Une identification et une évaluation individuelles des éléments composant le mali technique doivent être réalisées en vue de l’affectation comptable de ce mali.

Le mali technique ne peut être constaté que dans le cadre de fusions réalisées à la valeur comptable, entre entités placées sous contrôle commun, typiquement lors de la fusion d’une filiale dans sa société mère.

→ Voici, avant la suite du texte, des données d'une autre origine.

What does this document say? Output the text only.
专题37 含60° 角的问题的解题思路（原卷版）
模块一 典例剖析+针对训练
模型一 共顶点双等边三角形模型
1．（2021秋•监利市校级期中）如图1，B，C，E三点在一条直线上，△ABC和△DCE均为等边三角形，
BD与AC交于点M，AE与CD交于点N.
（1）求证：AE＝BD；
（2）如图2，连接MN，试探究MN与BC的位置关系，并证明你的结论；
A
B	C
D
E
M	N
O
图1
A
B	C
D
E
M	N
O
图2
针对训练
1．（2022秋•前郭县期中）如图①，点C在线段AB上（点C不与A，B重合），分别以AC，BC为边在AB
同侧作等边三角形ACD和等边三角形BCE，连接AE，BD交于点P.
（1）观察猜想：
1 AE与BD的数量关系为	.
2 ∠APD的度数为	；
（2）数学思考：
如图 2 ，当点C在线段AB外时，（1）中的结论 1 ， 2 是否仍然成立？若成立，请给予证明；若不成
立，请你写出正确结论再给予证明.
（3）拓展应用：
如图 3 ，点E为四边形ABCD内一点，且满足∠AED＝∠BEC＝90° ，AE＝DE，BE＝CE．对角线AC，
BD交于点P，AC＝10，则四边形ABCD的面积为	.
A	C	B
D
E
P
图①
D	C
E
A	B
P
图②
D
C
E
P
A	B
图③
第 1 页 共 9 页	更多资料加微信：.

Il correspond à la fraction du mali de fusion justifiée par l’existence de plus-values latentes sur les actifs apportés, comptabilisées ou non dans les comptes de la société absorbée, diminuées des passifs non inscrits en comptabilité. À l’inverse, la part du mali non justifiée par ces éléments constitue le « vrai » mali, comptabilisé en charge financière.

L’identification du mali technique implique un travail d’évaluation particulièrement exigeant. Bien que la fusion soit réalisée à la valeur comptable, il est nécessaire de déterminer la valeur réelle des actifs transférés afin d’identifier les plus-values latentes. Cette évaluation peut porter sur des actifs corporels, financiers, circulants ou incorporels, y compris ceux non inscrits au bilan de la société absorbée, tels que les marques ou les relations clients. Cet exercice est souvent complexe et chronophage, notamment pour les actifs incorporels, et doit être anticipé dès la phase de préparation de l’opération.

Conformément au plan comptable général, le mali technique doit ensuite être affecté obligatoirement aux actifs apportés auxquels il se rattache, en priorité aux actifs identifiables au prorata des plus-values latentes estimées de manière fiable, puis, pour le solde éventuel, au fonds commercial. Cette affectation conditionne le traitement ultérieur du mali, tant en matière d’amortissement que de dépréciation ou de sortie d’actif.

Inscrit à l’actif du bilan de la société absorbante dans des comptes dédiés selon la nature des actifs concernés, le mali technique fait l’objet d’un suivi post-fusion rigoureux. Il est amorti selon les mêmes modalités que l’actif auquel il est affecté et intégré aux tests de dépréciation. Son traitement fiscal dépend du régime applicable à la fusion : sous le régime de faveur, les amortissements et dépréciations ne sont pas déductibles, tandis que sous le régime de droit commun, ils peuvent, sous conditions, être admis en déduction.

Enfin, le PCG impose une information détaillée en annexe, tant lors de l’exercice de réalisation de la fusion que lors des exercices ultérieurs, afin d’assurer la transparence du suivi du mali technique.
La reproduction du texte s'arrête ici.